A Capital Campaign Horror Story – Part Two

Sections of this topic

    This is a three-part story of a small Historical Society that embarked upon a Capital Campaign at the urging of their current President and her husband, who donated $1M for a major project. The campaign was undertaken without a Planning Study; and, in their second year of fundraising only $156,000 has been raised… $100,000 of which is from one donor.

    (Again, this is a response to an email, with my comments in bold.)

    My finance committee and I thought we would continue fundraising until our goal had been reached.

    My reaction to that is that it seems that someone is not dealing with reality.

    The Executive Director (without the Treasurer or approval of the Board) applied for a Bridge Loan with a local bank – which came back as an approval for a $ 500,000 Construction Loan. Such a loan (line of credit), if drawn upon, can only be paid back with future fundraising. And, there is no room in our Operating Budget to handle the monthly payments for this.

    An ED applying for a loan without board approval is a definite NO-NO. I can’t understand how a bank could approve such a loan without the documents that would also be needed to conduct a capital campaign planning study — plans and specs !!

    If the reality is that the organization could not pay the payments on such a loan, then the board must vote to decline the bank’s offer.

    Board Members of a nonprofit have a fiduciary responsibility, and they could become liable, individually, for any debts accrued by the nonprofit. I’d strongly recommend asking the advice of an attorney with solid knowledge in nonprofit law.
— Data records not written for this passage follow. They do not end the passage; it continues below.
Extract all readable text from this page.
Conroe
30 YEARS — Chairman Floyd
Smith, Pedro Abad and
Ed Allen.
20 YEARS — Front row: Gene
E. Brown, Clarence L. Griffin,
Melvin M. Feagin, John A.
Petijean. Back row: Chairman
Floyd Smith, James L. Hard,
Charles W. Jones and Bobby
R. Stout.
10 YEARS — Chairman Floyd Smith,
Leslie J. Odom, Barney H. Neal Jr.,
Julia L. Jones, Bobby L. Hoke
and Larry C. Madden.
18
    I managed to get this before our entire Board of 19 members but they voted 13-6 to go along with the loan because our President and her husband offered to cover all expenses above 1.7 M conditional on board approval of the $500,000 loan. If the board did not approve this they were taking their marbles and going home.

    At this point, I would advise the board to hand them their marbles and show them the door.

    The future of the organization is at risk. The board should not let itself be blinded by what appears to be easy money, money they don’t have to “give or get.”